Christopher Osmond, 30, Elijah Smith, 42, and six other anti-war campaigners admitted they broke into the Brighton headquarters of EDO MBM in the early hours of January 17 last year and sabotaged equipment in the region of £200,000.
During their three-week trial at Hove Crown Court, it was argued they were acting with “lawful excuse” to prevent further alleged war crimes being committed by Israel against Gaza.
On Friday, Osmond, from Brighton, East Sussex, and Smith, from Bristol, were acquitted of conspiracy to cause criminal damage on the directions of the judge, George Bathurst-Norman.
Earlier this week Simon Levin, 35, from Brighton, Tom Woodhead, 25, Ornella Saibene, 50, Bob Nicholls, 52, and Harvey Tadman, 44, all from Bristol, were cleared of the same charge.
Another defendant, Rosa Bellamy, 23, from Brighton, was cleared part-way through the trial on the directions of the judge who ruled the prosecution had not proved its case against her.
Outside court, campaigners said that they believed EDO MBM was breaking export regulations by manufacturing and selling to the Israelis military equipment which would be used in the occupied territories.
The defendants’ solicitor, Lydia Dagostino, said: “We are delighted at the result.

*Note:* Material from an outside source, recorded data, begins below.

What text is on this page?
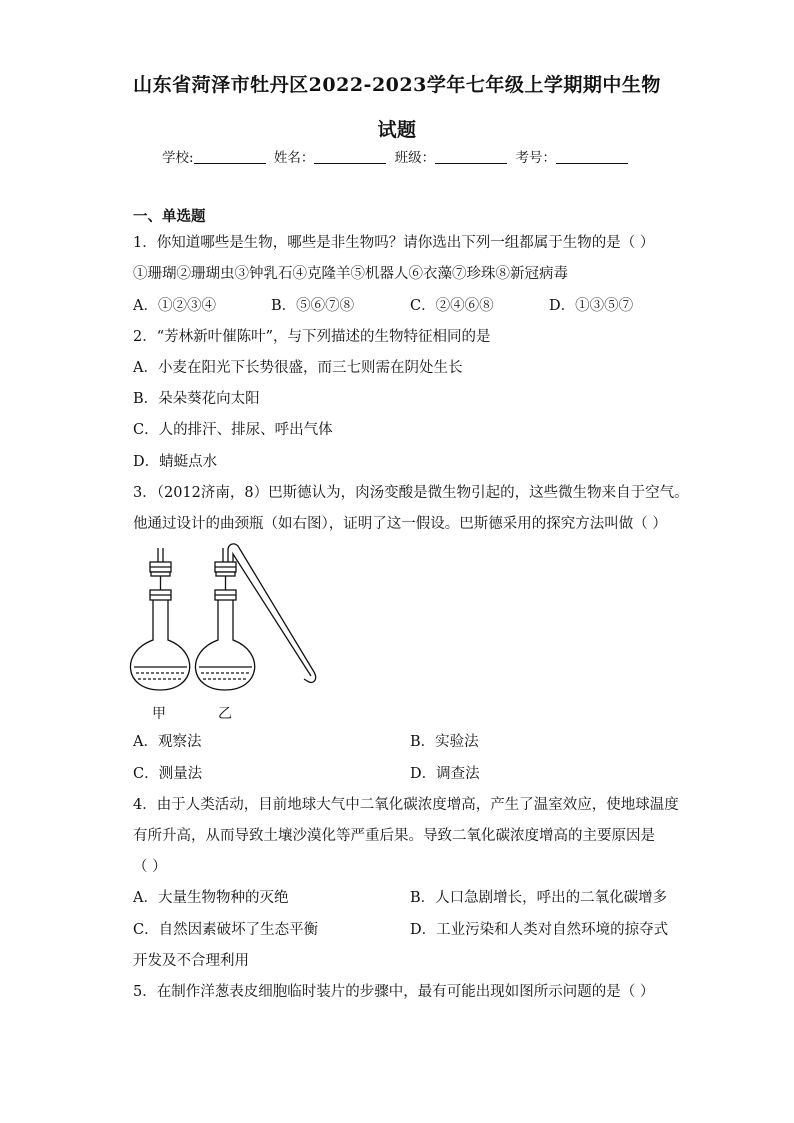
山东省菏泽市牡丹区2022-2023学年七年级上学期期中生物
试题
学校:	姓名：	班级：	考号：
一、单选题
1．你知道哪些是生物，哪些是非生物吗？请你选出下列一组都属于生物的是（ ）
①珊瑚②珊瑚虫③钟乳石④克隆羊⑤机器人⑥衣藻⑦珍珠⑧新冠病毒
A．①②③④	B．⑤⑥⑦⑧	C．②④⑥⑧	D．①③⑤⑦
2．“芳林新叶催陈叶”，与下列描述的生物特征相同的是
A．小麦在阳光下长势很盛，而三七则需在阴处生长
B．朵朵葵花向太阳
C．人的排汗、排尿、呼出气体
D．蜻蜓点水
3．（2012济南，8）巴斯德认为，肉汤变酸是微生物引起的，这些微生物来自于空气。
他通过设计的曲颈瓶（如右图），证明了这一假设。巴斯德采用的探究方法叫做（ ）
甲	乙
A．观察法	B．实验法
C．测量法	D．调查法
4．由于人类活动，目前地球大气中二氧化碳浓度增高，产生了温室效应，使地球温度
有所升高，从而导致土壤沙漠化等严重后果。导致二氧化碳浓度增高的主要原因是
（ ）
A．大量生物物种的灭绝	B．人口急剧增长，呼出的二氧化碳增多
C．自然因素破坏了生态平衡	D．工业污染和人类对自然环境的掠夺式
开发及不合理利用
5．在制作洋葱表皮细胞临时装片的步骤中，最有可能出现如图所示问题的是（ ）
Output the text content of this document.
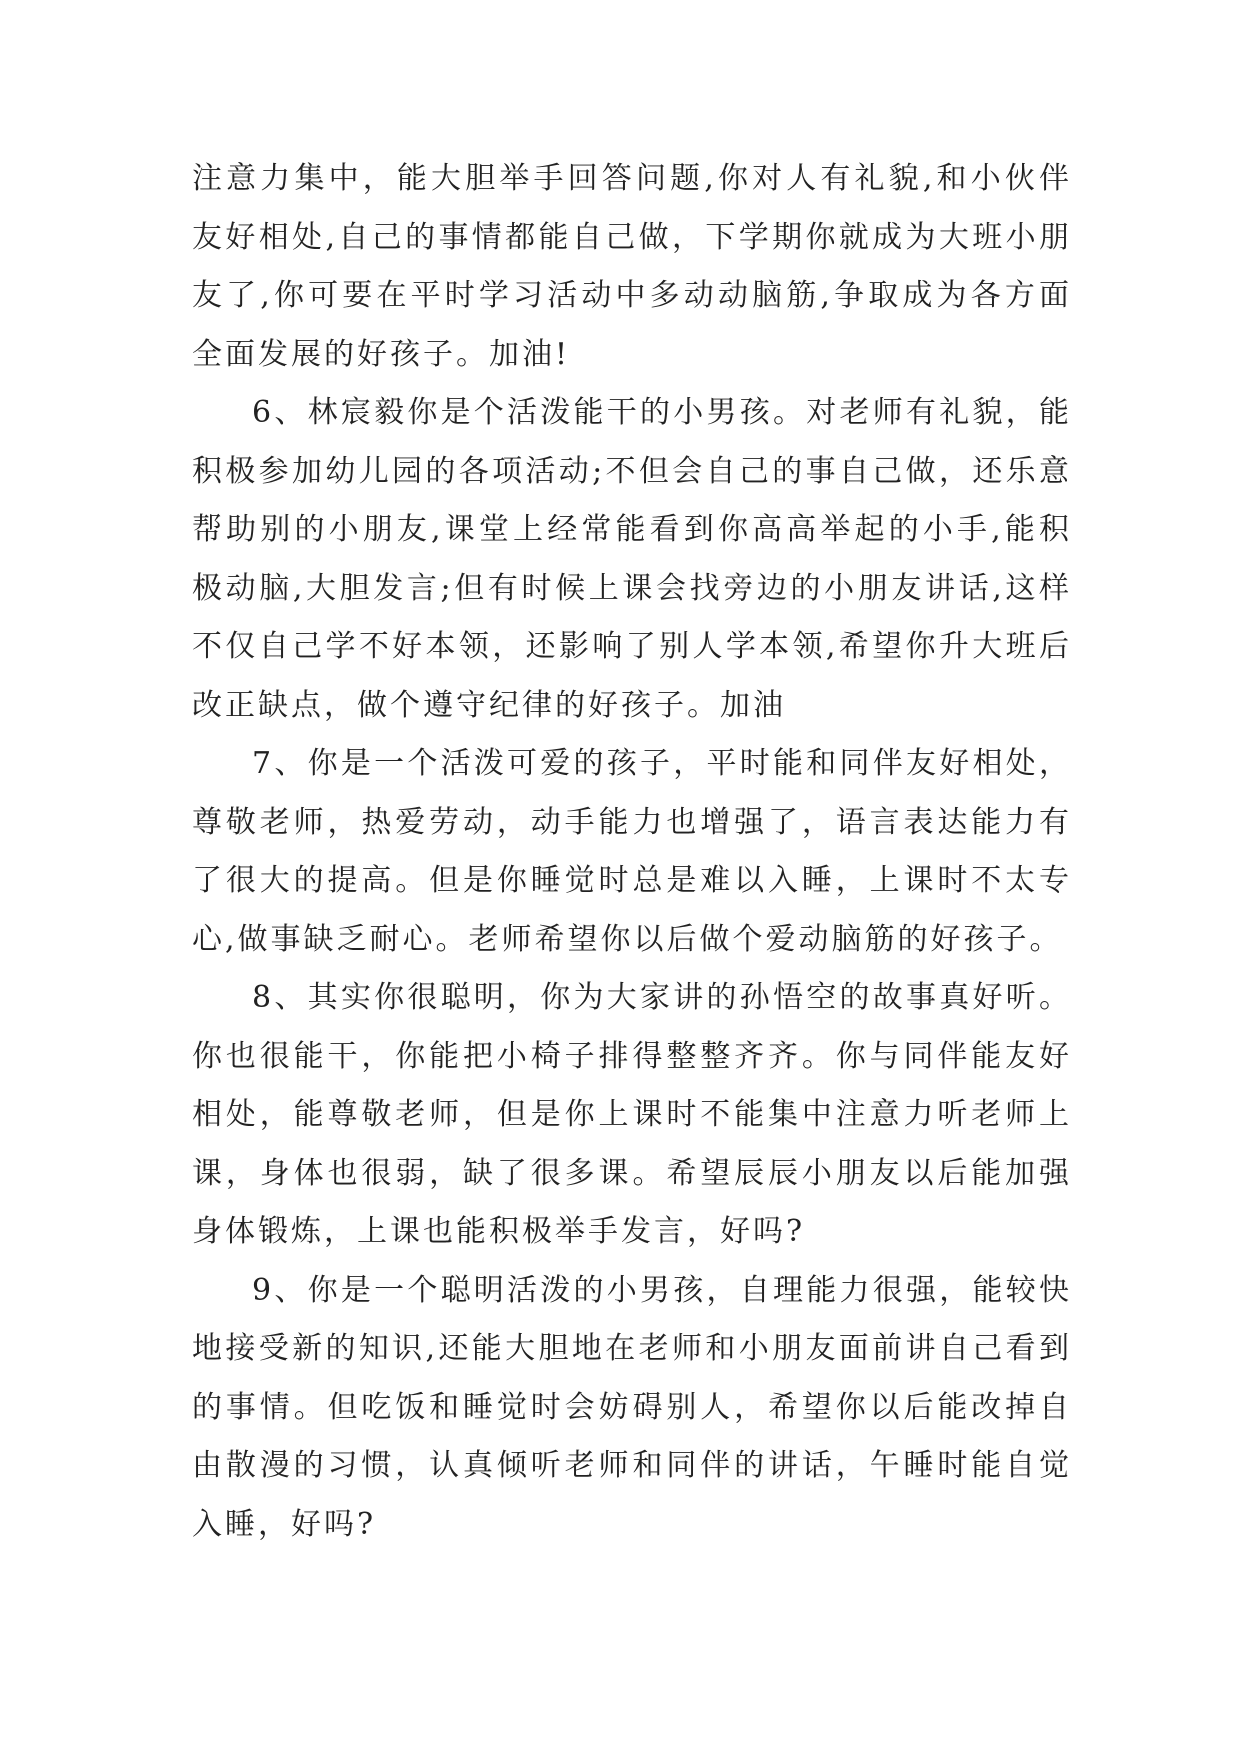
注意力集中，能大胆举手回答问题,你对人有礼貌,和小伙伴友好相处,自己的事情都能自己做，下学期你就成为大班小朋友了,你可要在平时学习活动中多动动脑筋,争取成为各方面全面发展的好孩子。加油!

6、林宸毅你是个活泼能干的小男孩。对老师有礼貌，能积极参加幼儿园的各项活动;不但会自己的事自己做，还乐意帮助别的小朋友,课堂上经常能看到你高高举起的小手,能积极动脑,大胆发言;但有时候上课会找旁边的小朋友讲话,这样不仅自己学不好本领，还影响了别人学本领,希望你升大班后改正缺点，做个遵守纪律的好孩子。加油

7、你是一个活泼可爱的孩子，平时能和同伴友好相处，尊敬老师，热爱劳动，动手能力也增强了，语言表达能力有了很大的提高。但是你睡觉时总是难以入睡，上课时不太专心,做事缺乏耐心。老师希望你以后做个爱动脑筋的好孩子。

8、其实你很聪明，你为大家讲的孙悟空的故事真好听。你也很能干，你能把小椅子排得整整齐齐。你与同伴能友好相处，能尊敬老师，但是你上课时不能集中注意力听老师上课，身体也很弱，缺了很多课。希望辰辰小朋友以后能加强身体锻炼，上课也能积极举手发言，好吗?

9、你是一个聪明活泼的小男孩，自理能力很强，能较快地接受新的知识,还能大胆地在老师和小朋友面前讲自己看到的事情。但吃饭和睡觉时会妨碍别人，希望你以后能改掉自由散漫的习惯，认真倾听老师和同伴的讲话，午睡时能自觉入睡，好吗?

I think it sends a clear indication that sometimes direct action is the only option when all other avenues have failed.”
Following his acquittal, Osmond said: “It was the right verdict. Our action was because nobody else was willing to take action. During one operation 1,400 people had been killed, 350 children had died, and nobody was willing to take action.”
Sussex Police said that, while they respected the decision of the court, 20 people had been convicted following four major demonstrations or targeted action aimed at the firm, which is owned by US defence contractor ITT, during the past two years.